Adjusting to a new league and designated-hitter duty has been challenging, and an emergency appendectomy in April abbreviated a good groove. Dunn has only shown glimpses of getting his swing back, and he was batting .178 with seven homers, 29 RBI and 91 strikeouts through Tuesday.
"It's tough as a hitting coach to see one of your guys go through what he's going through,'' Greg Walker said Wednesday. "This is a tough game to play, a tough league and a tough city to play in. It's not going to get any easier. He's going to have to fight through it.''
The latest media criticism of Dunn is for not hitting during the offseason. He has an off-season conditioning routine, he said, but he doesn't hit, which hasn't prevented him from being one of eight players in history to hit 40 homers in five straight seasons. Keep company with Babe Ruth, Duke Snider, Ken Griffey Jr., Barry Bonds, Alex Rodriguez, Sammy Sosa and Alex Rodriguez and nobody cares.

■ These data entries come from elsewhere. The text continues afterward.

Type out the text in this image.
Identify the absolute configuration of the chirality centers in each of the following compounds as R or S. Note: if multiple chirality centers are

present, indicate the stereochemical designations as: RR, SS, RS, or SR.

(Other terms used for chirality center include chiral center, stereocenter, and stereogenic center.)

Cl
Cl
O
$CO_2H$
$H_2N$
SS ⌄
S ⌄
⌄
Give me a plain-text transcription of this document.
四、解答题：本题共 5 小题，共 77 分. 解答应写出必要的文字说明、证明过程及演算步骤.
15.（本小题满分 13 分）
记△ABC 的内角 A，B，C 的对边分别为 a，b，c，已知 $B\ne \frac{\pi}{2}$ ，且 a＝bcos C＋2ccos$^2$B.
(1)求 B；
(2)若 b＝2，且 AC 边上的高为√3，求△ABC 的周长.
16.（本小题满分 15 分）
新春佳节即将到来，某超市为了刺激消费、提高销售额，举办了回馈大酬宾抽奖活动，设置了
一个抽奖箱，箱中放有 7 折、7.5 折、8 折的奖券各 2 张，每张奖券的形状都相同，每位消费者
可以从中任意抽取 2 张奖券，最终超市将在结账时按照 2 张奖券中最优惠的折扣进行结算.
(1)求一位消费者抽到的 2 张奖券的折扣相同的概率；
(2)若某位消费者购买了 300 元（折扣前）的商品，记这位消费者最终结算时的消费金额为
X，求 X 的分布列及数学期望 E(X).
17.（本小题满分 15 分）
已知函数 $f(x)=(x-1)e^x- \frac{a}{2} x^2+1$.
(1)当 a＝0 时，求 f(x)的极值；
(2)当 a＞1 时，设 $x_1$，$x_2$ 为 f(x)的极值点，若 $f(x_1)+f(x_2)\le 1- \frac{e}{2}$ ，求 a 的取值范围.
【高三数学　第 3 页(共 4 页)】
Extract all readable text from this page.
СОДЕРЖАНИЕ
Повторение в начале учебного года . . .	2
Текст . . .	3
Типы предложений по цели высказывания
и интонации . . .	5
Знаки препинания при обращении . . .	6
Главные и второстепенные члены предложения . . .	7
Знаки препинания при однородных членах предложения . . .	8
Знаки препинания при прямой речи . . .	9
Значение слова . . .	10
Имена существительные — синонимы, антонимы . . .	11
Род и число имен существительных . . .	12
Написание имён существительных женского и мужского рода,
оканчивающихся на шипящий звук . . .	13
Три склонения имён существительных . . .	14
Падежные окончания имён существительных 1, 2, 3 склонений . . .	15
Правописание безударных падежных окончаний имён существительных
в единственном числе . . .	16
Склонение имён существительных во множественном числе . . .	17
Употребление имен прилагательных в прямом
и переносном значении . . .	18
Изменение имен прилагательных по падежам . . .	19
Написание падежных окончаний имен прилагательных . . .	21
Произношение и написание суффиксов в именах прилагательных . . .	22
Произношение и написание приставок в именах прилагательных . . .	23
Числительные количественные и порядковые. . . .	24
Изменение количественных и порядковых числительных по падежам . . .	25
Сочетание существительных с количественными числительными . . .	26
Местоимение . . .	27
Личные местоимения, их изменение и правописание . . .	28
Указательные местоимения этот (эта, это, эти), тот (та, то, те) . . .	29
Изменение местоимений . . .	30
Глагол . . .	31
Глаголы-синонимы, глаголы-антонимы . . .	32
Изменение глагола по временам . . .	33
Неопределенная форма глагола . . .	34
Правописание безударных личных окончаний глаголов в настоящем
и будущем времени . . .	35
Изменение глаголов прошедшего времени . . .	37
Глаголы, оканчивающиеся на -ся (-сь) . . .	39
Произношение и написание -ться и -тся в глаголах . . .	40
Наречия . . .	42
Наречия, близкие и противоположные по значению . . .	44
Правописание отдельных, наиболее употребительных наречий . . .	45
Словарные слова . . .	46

Slump big time and lots of experts have lots of suggestions.
"We don't want to change him,'' Walker said. "We don't with players who come over here ... sometimes you have to think out of box and make adjustments, sure, that might be something that has to take place here for him to get going. But we signed Adam Dunn. That's who we're trying to coach. And to be honest with you - and most people would think this is a ludicrous statement -I don't think he's that far away. I think if he gets his body in position to hit he will be Adam Dunn again.
"We've encouraged him to be more aggressive in the areas where he likes to hit the ball. What pitch do you want -- and where -- and don't go up looking for a walk. Get your pitch and hit it. He has a great eye - that's evident.''
Walker said Dunn's bat speed remains exceptional for a hitter his size. His problem boils down to having his big body in the right place at the right time.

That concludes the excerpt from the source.